Abstract

The acquisition and development of knowledge about astronomy, in particular the Earth's shape and the night-and-day cycle, have been studied in several different cultural contexts. Research has shown that children have difficulty understanding these two counterintuitive notions, and that experience, presuppositions and cultural context all play an important part in their acquisition. Nevertheless, very few studies have looked at children's understanding of astronomy when different explanations for the same phenomenon coexist. This is the case in animistic cultural contexts, where the mechanistic knowledge acquired in the classroom differs from the knowledge conveyed by the cultural context. Astronomy is taught from Grade Three in both France and Burkina Faso. As the two curricula are identical, children are exposed to the same scientific, mechanistic facts at the same point in their schooling. We therefore chose to interview elementary schoolchildren in Grades One, Three and Five in France (mechanistic cultural context) and Burkina Faso (animistic cultural context), in order to study the ontogenetic development of the Earth's shape and night-and-day concepts according to the children's cultural context.

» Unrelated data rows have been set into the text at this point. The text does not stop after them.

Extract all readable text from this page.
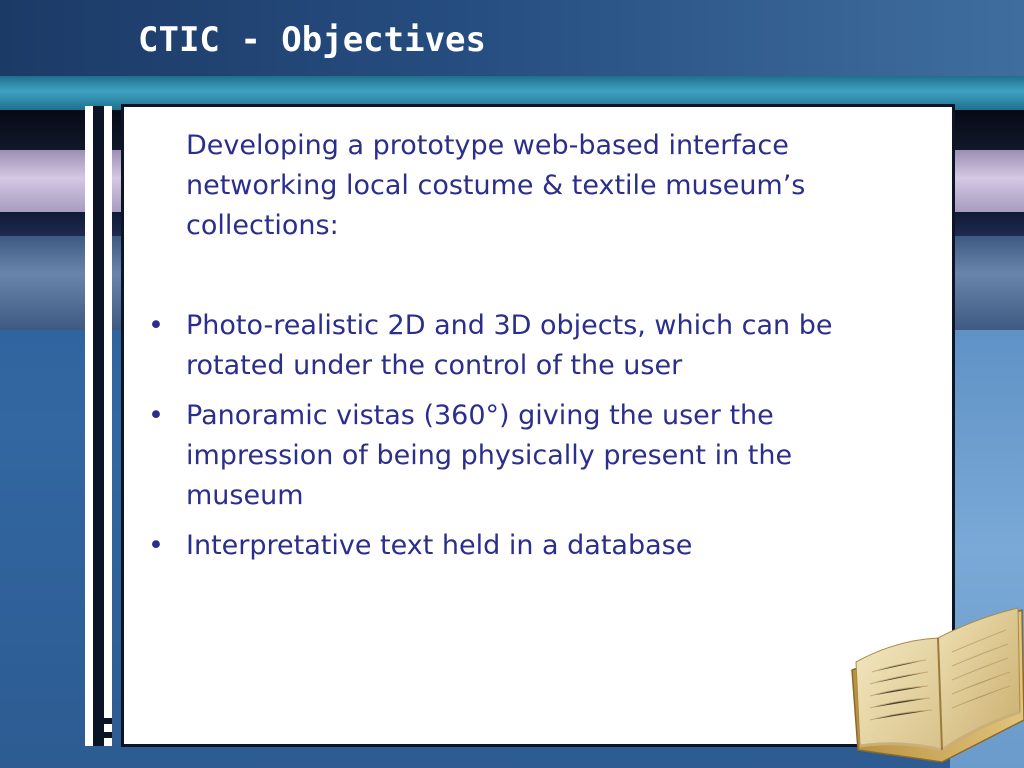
CTIC - Objectives

Developing a prototype web-based interface networking local costume & textile museum’s collections:

• Photo-realistic 2D and 3D objects, which can be rotated under the control of the user
• Panoramic vistas (360°) giving the user the impression of being physically present in the museum
• Interpretative text held in a database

We used the same questionnaire and similar interview conditions to question all 176 children who took part in this study. We formed the following two hypotheses: (a) schooling affects the nature and development of children's scientific knowledge, in that the older they grow, the more scientific and coherent their knowledge becomes; and (b) cultural context affects the nature and development of knowledge about astronomy. We showed that there is indeed a developmental effect, regardless of cultural context. Nevertheless, the French children acquired more scientific knowledge about the Earth's shape and the night-and-day cycle than the Burkinabe children did, and that knowledge was more coherent. Our results suggest that whereas the same scientific knowledge was transmitted through schooling in both cases, the children's acquisition and development of knowledge about astronomy was influenced by their cultural context (mechanistic vs. animistic). Children growing up in a mechanistic culture therefore develop a scientific understanding of astronomy earlier than children living in an animistic context, with the convergence of accounts from school and culture apparently facilitating and enhancing their scientific conceptualization of astronomy.